Development of two types of in-plane motion actuators with modular design and application to morphing wings

Abstract

This study explored the design, performance evaluation, and application of two types of in-plane motion actuators that were scalable to larger sizes—that is, the extension-type electrothermal actuator (ExACT) and retraction-type electrothermal actuator (ReACT). These actuators were based on the displacement amplification mechanism (DAM) principles and regularly arranged structures in mechanical metamaterials. A modular design approach allowed these actuators to be easily configured to the desired size and scaled to create large-scale in-plane motion actuators.

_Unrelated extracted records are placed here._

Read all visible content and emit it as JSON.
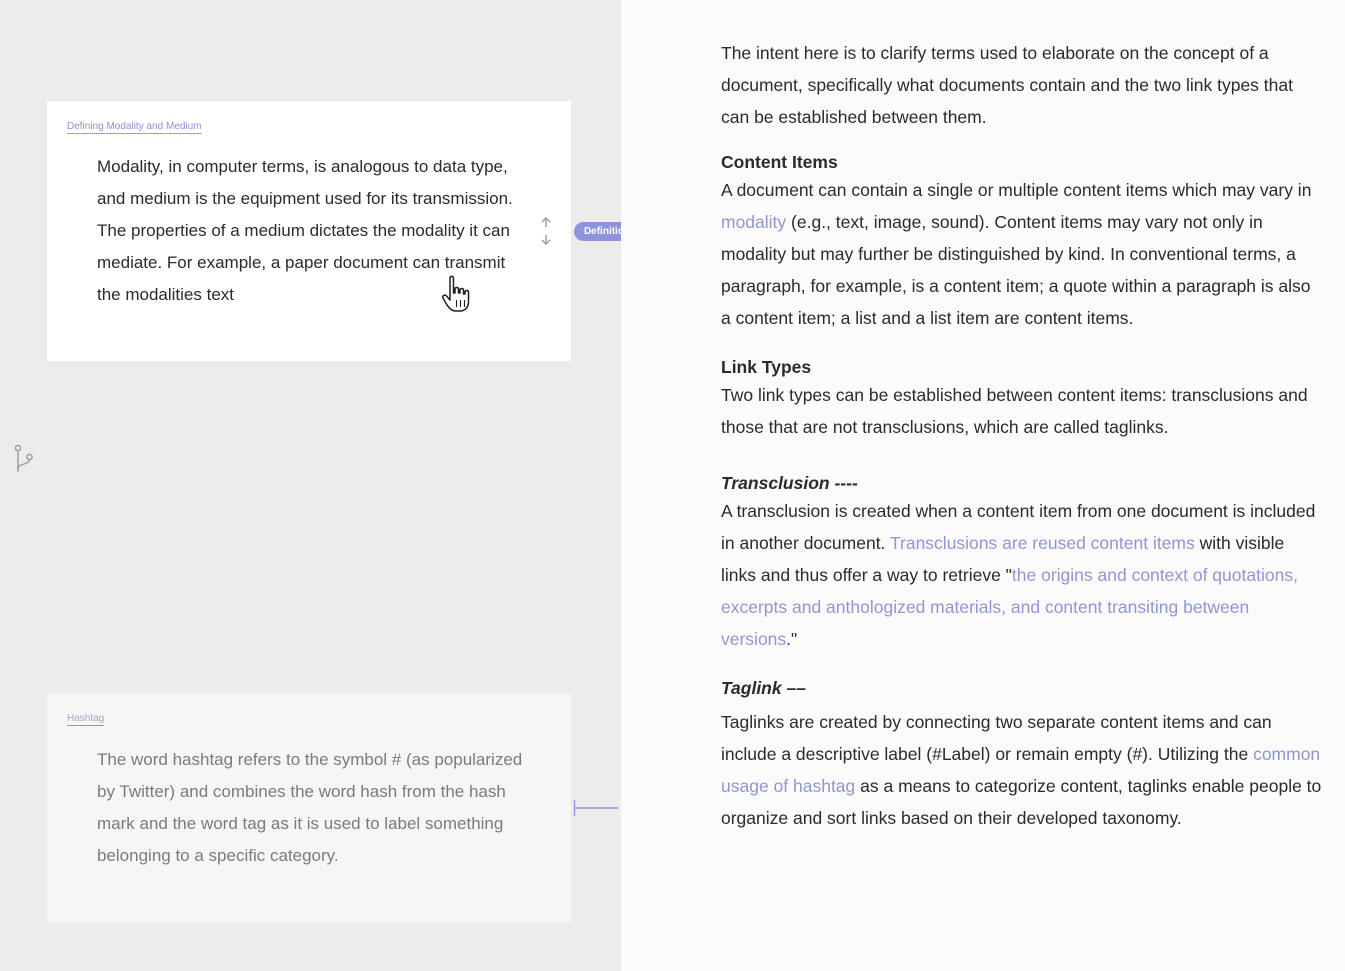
{
  "left": {
    "definition_card": {
      "tag": "Defining Modality and Medium",
      "body": "Modality, in computer terms, is analogous to data type, and medium is the equipment used for its transmission. The properties of a medium dictates the modality it can mediate. For example, a paper document can transmit the modalities text",
      "badge": "Definition"
    },
    "hashtag_card": {
      "tag": "Hashtag",
      "body": "The word hashtag refers to the symbol # (as popularized by Twitter) and combines the word hash from the hash mark and the word tag as it is used to label something belonging to a specific category."
    },
    "icons": {
      "resize": "vertical-resize-icon",
      "branch": "branch-icon",
      "cursor": "hand-cursor-icon",
      "connector": "taglink-connector-icon"
    }
  },
  "document": {
    "intro": "The intent here is to clarify terms used to elaborate on the concept of a document, specifically what documents contain and the two link types that can be established between them.",
    "content_items": {
      "heading": "Content Items",
      "p1": "A document can contain a single or multiple content items which may vary in ",
      "link": "modality",
      "p2": " (e.g., text, image, sound). Content items may vary not only in modality but may further be distinguished by kind. In conventional terms, a paragraph, for example, is a content item; a quote within a paragraph is also a content item; a list and a list item are content items."
    },
    "link_types": {
      "heading": "Link Types",
      "body": "Two link types can be established between content items: transclusions and those that are not transclusions, which are called taglinks."
    },
    "transclusion": {
      "heading": "Transclusion ----",
      "p1": "A transclusion is created when a content item from one document is included in another document. ",
      "link1": "Transclusions are reused content items",
      "p2": " with visible links and thus offer a way to retrieve \"",
      "link2": "the origins and context of quotations, excerpts and anthologized materials, and content transiting between versions",
      "p3": ".\""
    },
    "taglink": {
      "heading": "Taglink ––",
      "p1": "Taglinks are created by connecting two separate content items and can include a descriptive label (#Label) or remain empty (#). Utilizing the ",
      "link": "common usage of hashtag",
      "p2": " as a means to categorize content, taglinks enable people to organize and sort links based on their developed taxonomy."
    }
  },
  "colors": {
    "accent": "#8e94dc",
    "link": "#9096d2",
    "left_bg": "#ececea",
    "right_bg": "#fbfbfc",
    "hashtag_underline": "#e07a80"
  }
}
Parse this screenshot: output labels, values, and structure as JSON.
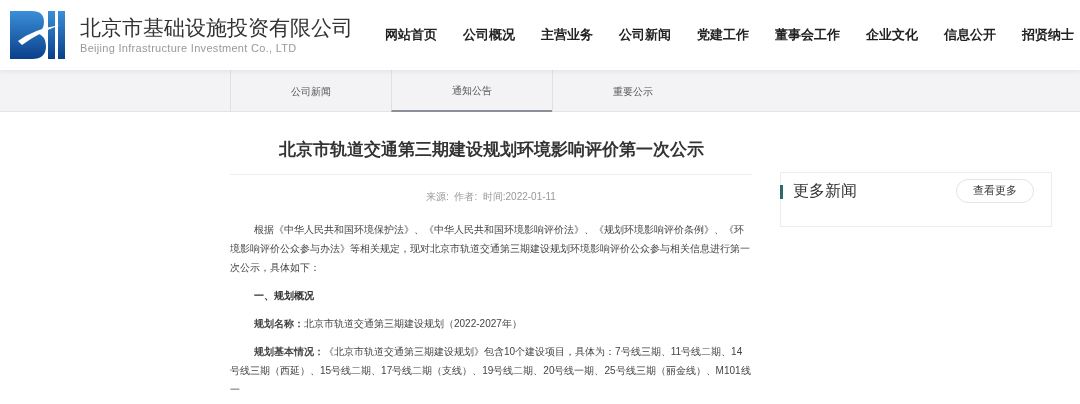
{
  "header": {
    "company_name": "北京市基础设施投资有限公司",
    "company_name_en": "Beijing Infrastructure Investment Co., LTD"
  },
  "nav": [
    {
      "label": "网站首页"
    },
    {
      "label": "公司概况"
    },
    {
      "label": "主营业务"
    },
    {
      "label": "公司新闻"
    },
    {
      "label": "党建工作"
    },
    {
      "label": "董事会工作"
    },
    {
      "label": "企业文化"
    },
    {
      "label": "信息公开"
    },
    {
      "label": "招贤纳士"
    }
  ],
  "subnav": [
    {
      "label": "公司新闻",
      "selected": false
    },
    {
      "label": "通知公告",
      "selected": true
    },
    {
      "label": "重要公示",
      "selected": false
    }
  ],
  "article": {
    "title": "北京市轨道交通第三期建设规划环境影响评价第一次公示",
    "meta": "来源:  作者:  时间:2022-01-11",
    "paragraphs": [
      {
        "kind": "text",
        "text": "根据《中华人民共和国环境保护法》、《中华人民共和国环境影响评价法》、《规划环境影响评价条例》、《环境影响评价公众参与办法》等相关规定，现对北京市轨道交通第三期建设规划环境影响评价公众参与相关信息进行第一次公示，具体如下："
      },
      {
        "kind": "heading",
        "text": "一、规划概况"
      },
      {
        "kind": "text",
        "text": "**规划名称：**北京市轨道交通第三期建设规划（2022-2027年）"
      },
      {
        "kind": "text",
        "text": "**规划基本情况：**《北京市轨道交通第三期建设规划》包含10个建设项目，具体为：7号线三期、11号线二期、14号线三期（西延）、15号线二期、17号线二期（支线）、19号线二期、20号线一期、25号线三期（丽金线）、M101线一"
      }
    ]
  },
  "sidebar": {
    "title": "更多新闻",
    "button": "查看更多"
  }
}
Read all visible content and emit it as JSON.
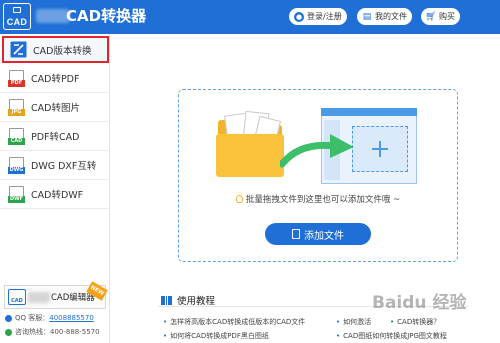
{
  "header": {
    "logo_text": "CAD",
    "title": "CAD转换器",
    "buttons": [
      {
        "label": "登录/注册",
        "icon": "user-icon"
      },
      {
        "label": "我的文件",
        "icon": "file-icon"
      },
      {
        "label": "购买",
        "icon": "cart-icon"
      }
    ]
  },
  "sidebar": {
    "items": [
      {
        "label": "CAD版本转换",
        "icon": "cad-version-icon",
        "band": "",
        "color": "#1f6fd6",
        "active": true
      },
      {
        "label": "CAD转PDF",
        "icon": "pdf-icon",
        "band": "PDF",
        "color": "#d9362a"
      },
      {
        "label": "CAD转图片",
        "icon": "image-icon",
        "band": "JPG",
        "color": "#e9a21c"
      },
      {
        "label": "PDF转CAD",
        "icon": "pdf-to-cad-icon",
        "band": "CAD",
        "color": "#2ea34a"
      },
      {
        "label": "DWG DXF互转",
        "icon": "dwg-dxf-icon",
        "band": "DWG",
        "color": "#1f6fd6"
      },
      {
        "label": "CAD转DWF",
        "icon": "dwf-icon",
        "band": "DWF",
        "color": "#2ea34a"
      }
    ],
    "editor_promo": {
      "label": "CAD编辑器",
      "badge": "NEW"
    },
    "qq_label": "QQ 客服：",
    "qq_number": "4008885570",
    "phone_label": "咨询热线：400-888-5570"
  },
  "main": {
    "hint": "批量拖拽文件到这里也可以添加文件哦 ~",
    "add_button": "添加文件",
    "tutorial_title": "使用教程",
    "tutorials": [
      "怎样将高版本CAD转换成低版本的CAD文件",
      "如何激活",
      "CAD转换器？",
      "如何将CAD转换成PDF黑白图纸",
      "CAD图纸如何转换成JPG图文教程"
    ]
  },
  "watermark": "Baidu 经验",
  "colors": {
    "brand": "#1f6fd6",
    "active_border": "#e0262c",
    "folder": "#f8c33a",
    "arrow": "#3dbf6a"
  }
}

Studies were conducted to assess the performance of the ExACT and ReACT, focusing on the actuator displacement and blocking force. The actuation displacements for the 3 × 1 ExACT and ReACT matrices were measured at 2.0 and 0.8 mm, respectively. Similarly, the blocking forces achieved by the actuator matrices were 2.24 and 3.78 N for the ExACT and ReACT, respectively. Subsequently, the ExACT and ReACT were applied to implement large deformable morphing wings, referred to as the ExMOW and ReMOW, respectively. These wings incorporated an additional thickness amplification mechanism resembling an elliptical bridge-type DAM. The wing thickness of the ExMOW increased by approximately one-third of its initial value, whereas that of the ReMOW decreased to approximately one-quarter of its original thickness.